Jaket itu menutupi kepala Lian. "Makan tuh jaket! Gue benci sama lo!"
Mori berbalik dan berlari meninggalkan parkiran dengan langkah cepat, mengabaikan teriakan Lian yang memanggil namanya. Ia tidak ingin lagi berurusan dengan cowok red flag itu hari ini.
Mori berjalan cepat menuju gerbang sekolah, bermaksud mencari angkutan umum. Namun, sebuah mobil sedan putih yang sangat ia kenal berhenti tepat di sampingnya. Kaca mobil terbuka, menampakkan wajah Vano yang tenang.
"Mori? Belum pulang? Mau bareng aku aja?" tanya Vano.
"Nggak usah, Kak Vano. Aku naik angkot aja," jawab Mori ketus, sisa-sisa emosinya masih meluap.
Vano keluar dari mobil dan menghalangi langkah Mori. "Mori, di luar mendung. Sebentar lagi hujan. Aku nggak tenang biarin kamu pulang sendirian setelah hari yang melelahkan ini. Ayolah, sebagai partner debat, setidaknya biarkan aku antar kamu sampai rumah."
Mori ragu, tapi langit memang mulai gelap. "Tapi..."

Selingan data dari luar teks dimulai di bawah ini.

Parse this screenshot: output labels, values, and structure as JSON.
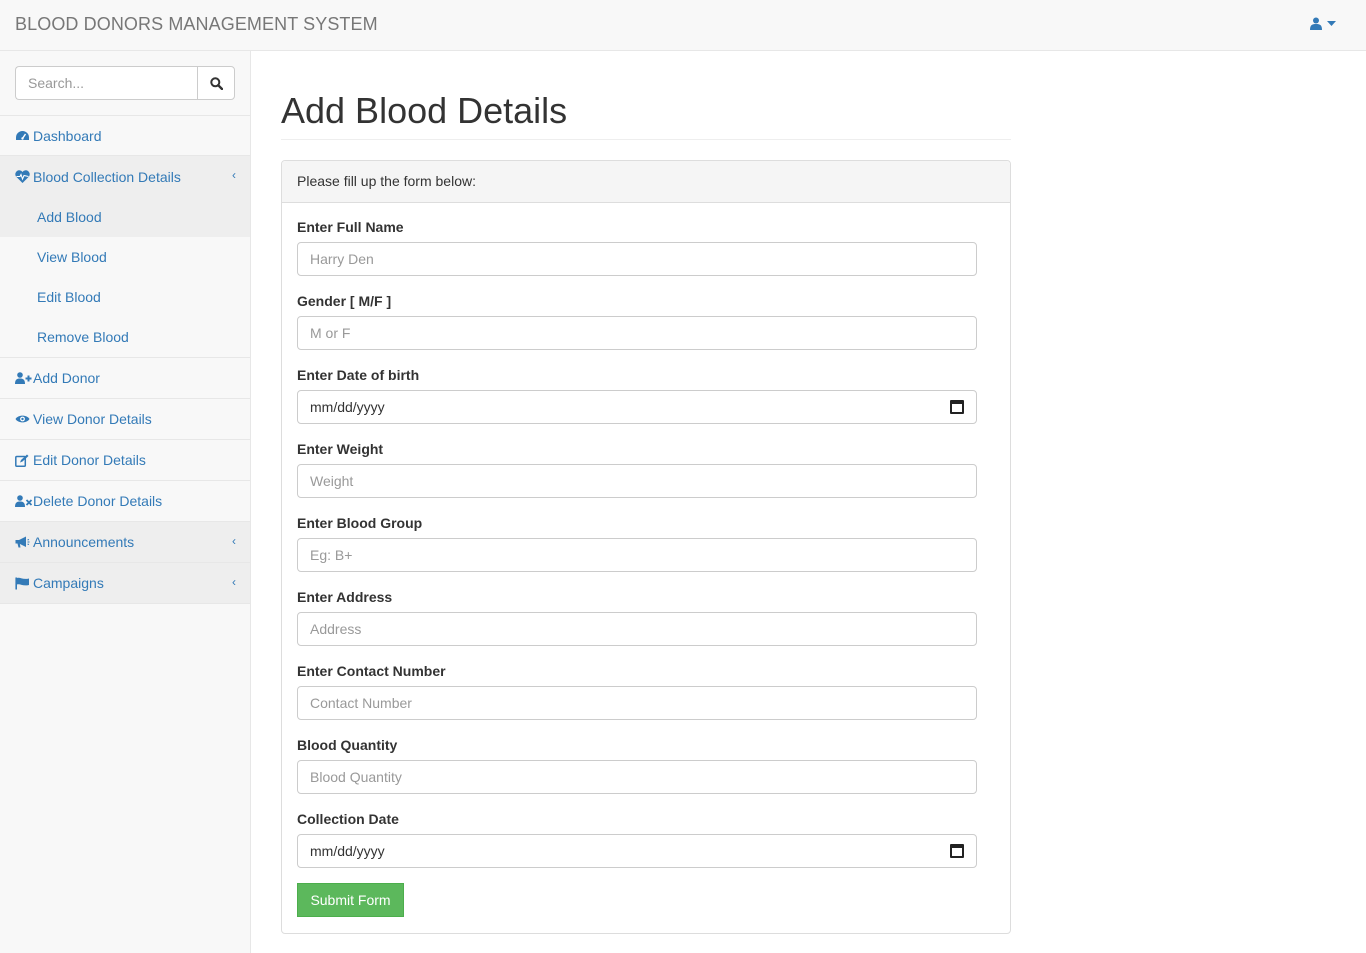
{
  "app": {
    "brand": "BLOOD DONORS MANAGEMENT SYSTEM"
  },
  "search": {
    "placeholder": "Search..."
  },
  "sidebar": {
    "dashboard": "Dashboard",
    "blood_collection": "Blood Collection Details",
    "blood_sub": [
      "Add Blood",
      "View Blood",
      "Edit Blood",
      "Remove Blood"
    ],
    "add_donor": "Add Donor",
    "view_donor": "View Donor Details",
    "edit_donor": "Edit Donor Details",
    "delete_donor": "Delete Donor Details",
    "announcements": "Announcements",
    "campaigns": "Campaigns"
  },
  "page": {
    "title": "Add Blood Details",
    "panel_heading": "Please fill up the form below:"
  },
  "form": {
    "fields": [
      {
        "label": "Enter Full Name",
        "placeholder": "Harry Den"
      },
      {
        "label": "Gender [ M/F ]",
        "placeholder": "M or F"
      },
      {
        "label": "Enter Date of birth",
        "value": "mm/dd/yyyy"
      },
      {
        "label": "Enter Weight",
        "placeholder": "Weight"
      },
      {
        "label": "Enter Blood Group",
        "placeholder": "Eg: B+"
      },
      {
        "label": "Enter Address",
        "placeholder": "Address"
      },
      {
        "label": "Enter Contact Number",
        "placeholder": "Contact Number"
      },
      {
        "label": "Blood Quantity",
        "placeholder": "Blood Quantity"
      },
      {
        "label": "Collection Date",
        "value": "mm/dd/yyyy"
      }
    ],
    "submit_label": "Submit Form"
  },
  "colors": {
    "link": "#337ab7",
    "submit": "#5cb85c"
  },
  "icons": [
    "user-icon",
    "search-icon",
    "dashboard-icon",
    "heartbeat-icon",
    "user-plus-icon",
    "eye-icon",
    "edit-icon",
    "user-times-icon",
    "bullhorn-icon",
    "flag-icon",
    "calendar-icon"
  ]
}
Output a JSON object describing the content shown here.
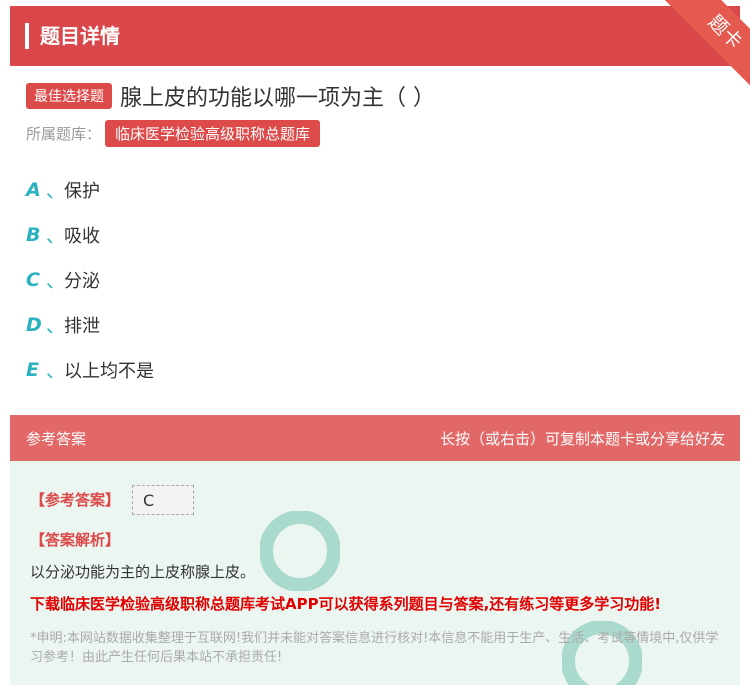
{
  "header": {
    "title": "题目详情",
    "corner_badge": "题卡"
  },
  "question": {
    "type_tag": "最佳选择题",
    "text": "腺上皮的功能以哪一项为主（ ）",
    "bank_label": "所属题库：",
    "bank_name": "临床医学检验高级职称总题库"
  },
  "options": [
    {
      "letter": "A",
      "sep": "、",
      "text": "保护"
    },
    {
      "letter": "B",
      "sep": "、",
      "text": "吸收"
    },
    {
      "letter": "C",
      "sep": "、",
      "text": "分泌"
    },
    {
      "letter": "D",
      "sep": "、",
      "text": "排泄"
    },
    {
      "letter": "E",
      "sep": "、",
      "text": "以上均不是"
    }
  ],
  "answer_section": {
    "header_left": "参考答案",
    "header_right": "长按（或右击）可复制本题卡或分享给好友",
    "answer_title": "【参考答案】",
    "answer_value": "C",
    "explain_title": "【答案解析】",
    "explanation": "以分泌功能为主的上皮称腺上皮。",
    "promo": "下载临床医学检验高级职称总题库考试APP可以获得系列题目与答案,还有练习等更多学习功能!",
    "disclaimer": "*申明:本网站数据收集整理于互联网!我们并未能对答案信息进行核对!本信息不能用于生产、生活、考试等情境中,仅供学习参考！由此产生任何后果本站不承担责任!"
  },
  "colors": {
    "primary_red": "#d9474a",
    "option_teal": "#2bb2c0",
    "answer_bg": "#ecf6f1"
  }
}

"Nggak ada tapi. Oh iya, daripada langsung pulang, gimana kalau kita mampir ke kedai kopi di depan? Kita rayakan kemenangan debat kita tadi. Cuma berdua, sebagai tim," ajak Vano dengan senyum green flag-nya yang tulus.
Mori terdiam sejenak. Ia butuh ketenangan, dan Vano adalah definisi ketenangan. "Ya udah... makasih ya, Kak."
Mori masuk ke dalam mobil Vano. Ia tidak menyadari bahwa di belakang mereka, beberapa puluh meter jauhnya, sebuah motor Ninja hitam sudah menderu kencang. Lian, dengan jaket yang kembali ia kenakan, menatap mobil Vano dengan mata menyipit tajam.
"Mau main aman ya, Van? Kita liat seberapa lama lo bisa bikin dia tenang," desis Lian sambil menarik gas motornya.
Sesampainya di kedai kopi "Melodi Juara", Vano memesankan dua gelas latte hangat. Suasananya sangat nyaman, dengan musik jazz yang mengalun pelan. Vano mulai membahas tentang rencana lomba tingkat nasional ke depan.
"Mori, kamu tahu nggak? Tadi pas kamu peluk Lian, aku... aku kaget," ucap Vano tiba-tiba, mengubah topik.
Mori tersedak minumannya. "Kak, itu refleks, aku—"
Belum sempat Mori menjelaskan, pintu kedai kopi terbuka dengan kasar. Suara gemerincing bel di pintu terdengar nyaring. Sosok tinggi berjaket hitam masuk dengan aura yang langsung merusak ketenangan tempat itu.
Lian tidak memesan kopi. Ia langsung berjalan menuju meja Mori dan Vano, lalu tanpa permisi menarik kursi di samping Mori dan duduk di sana.
"Kopi di sini emang enak, ya? Gue juga mau coba," ucap Lian santai sambil mengambil gelas latte milik Mori dan meminumnya seolah-olah itu miliknya sendiri.
Vano menghela napas panjang, mencoba menahan emosi. "Lian, kita lagi ada urusan penting. Kamu nggak bisa hargai privasi orang sedikit?"
Lian menatap Vano dengan dingin. "Privasi Mori itu urusan gue. Dan lo..." Lian beralih menatap Mori yang sudah siap meledak lagi. "Baby Girl, lo lupa ya? Tadi lo bilang mau 'balas budi' soal kejadian di toilet? Kok malah sama dia?"
"LIAN! GUE NGGAK PERNAH BILANG GITU!" teriak Mori frustrasi.
Orang-orang di kedai kopi mulai menoleh. Vano berdiri, "Lian, cukup. Mori lagi capek."
Lian ikut berdiri, membuat suasana semakin tegang. "Dia capek karena lo terlalu banyak kasih teori. Dia butuh gue buat bikin dia 'hidup'."
Mori memijat keningnya. Kemenangan debat yang seharusnya manis, kini berubah menjadi medan perang antara dua cowok yang tidak mau mengalah. Ia sadar, sejauh apa pun ia mencoba lari ke Vano yang tenang, Lian sang red flag akan selalu menemukan cara untuk menariknya kembali ke dalam badai yang ia ciptakan.